Biodiversity dynamics across environmental gradients and under impending environmental change

We live in a time of radical changes and rapid biodiversity loss. To make better predictions of the impacts of anthropogenic change on the world's declining biodiversity, it is crucial to first understand how species are naturally distributed and then assess how their distribution might shift or, worse, disappear.
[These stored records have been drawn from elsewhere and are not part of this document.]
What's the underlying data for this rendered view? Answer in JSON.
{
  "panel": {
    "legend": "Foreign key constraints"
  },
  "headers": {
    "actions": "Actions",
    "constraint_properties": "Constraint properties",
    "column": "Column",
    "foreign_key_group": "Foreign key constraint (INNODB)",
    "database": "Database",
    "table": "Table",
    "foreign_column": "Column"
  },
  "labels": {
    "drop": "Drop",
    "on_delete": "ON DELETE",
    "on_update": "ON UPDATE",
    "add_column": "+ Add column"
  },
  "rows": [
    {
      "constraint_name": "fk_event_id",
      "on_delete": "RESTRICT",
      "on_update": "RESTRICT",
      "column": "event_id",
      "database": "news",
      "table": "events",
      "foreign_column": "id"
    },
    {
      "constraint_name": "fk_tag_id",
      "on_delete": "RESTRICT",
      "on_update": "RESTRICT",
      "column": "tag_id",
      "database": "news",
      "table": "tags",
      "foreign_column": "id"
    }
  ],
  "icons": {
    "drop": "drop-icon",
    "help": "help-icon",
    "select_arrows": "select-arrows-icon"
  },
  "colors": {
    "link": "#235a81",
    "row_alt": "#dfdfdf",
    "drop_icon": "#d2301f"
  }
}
Biodiversity is unequally distributed across the Earth, increasing towards low latitudes, low to intermediate elevations, and intermediate canopy heights within forests. These spatial gradients reflect differences in environmental variables, such as luminosity, temperature and humidity, which affect physiological, demographic, and biotic interaction processes. Species show different preferences for these variables (i.e. ecological niche), which causes biodiversity to peak in areas of high niche overlap, provided that coexistence mechanisms are at play. Both niche-related variables and coexistence mechanisms are being disrupted by humans. Because many environmental variables naturally co-vary, contrasting gradients should provide insights to disentangle their roles in biodiversity dynamics under a changing world. Therefore, this project takes advantage of 1) novel mechanistic models than can simulate contrasting environmental gradients and 2) a biological system of major ecological importance - vascular epiphytes. Vascular epiphytes, including most orchids and bromeliads, are plants growing non-parasitically on trees. They are key to nutrient cycles and interaction networks in tropical forests, accounting for 10% of world's flora and up to 50% of some local floras. They vary in how they are distributed along vertical and elevational gradients, probably following their temperature and humidity preferences and often being geographically restricted (i.e. endemic and threatened). Epiphytes have been understudied due to difficulties in sampling the forest canopy despite being particularly vulnerable to deforestation and global warming. Hence, simulation experiments are ideal to improve our ecological understanding of the system while also to i) identify the data collection that should be prioritized in empirical studies and ii) explore scenarios of human impacts without manipulating vulnerable biodiversity.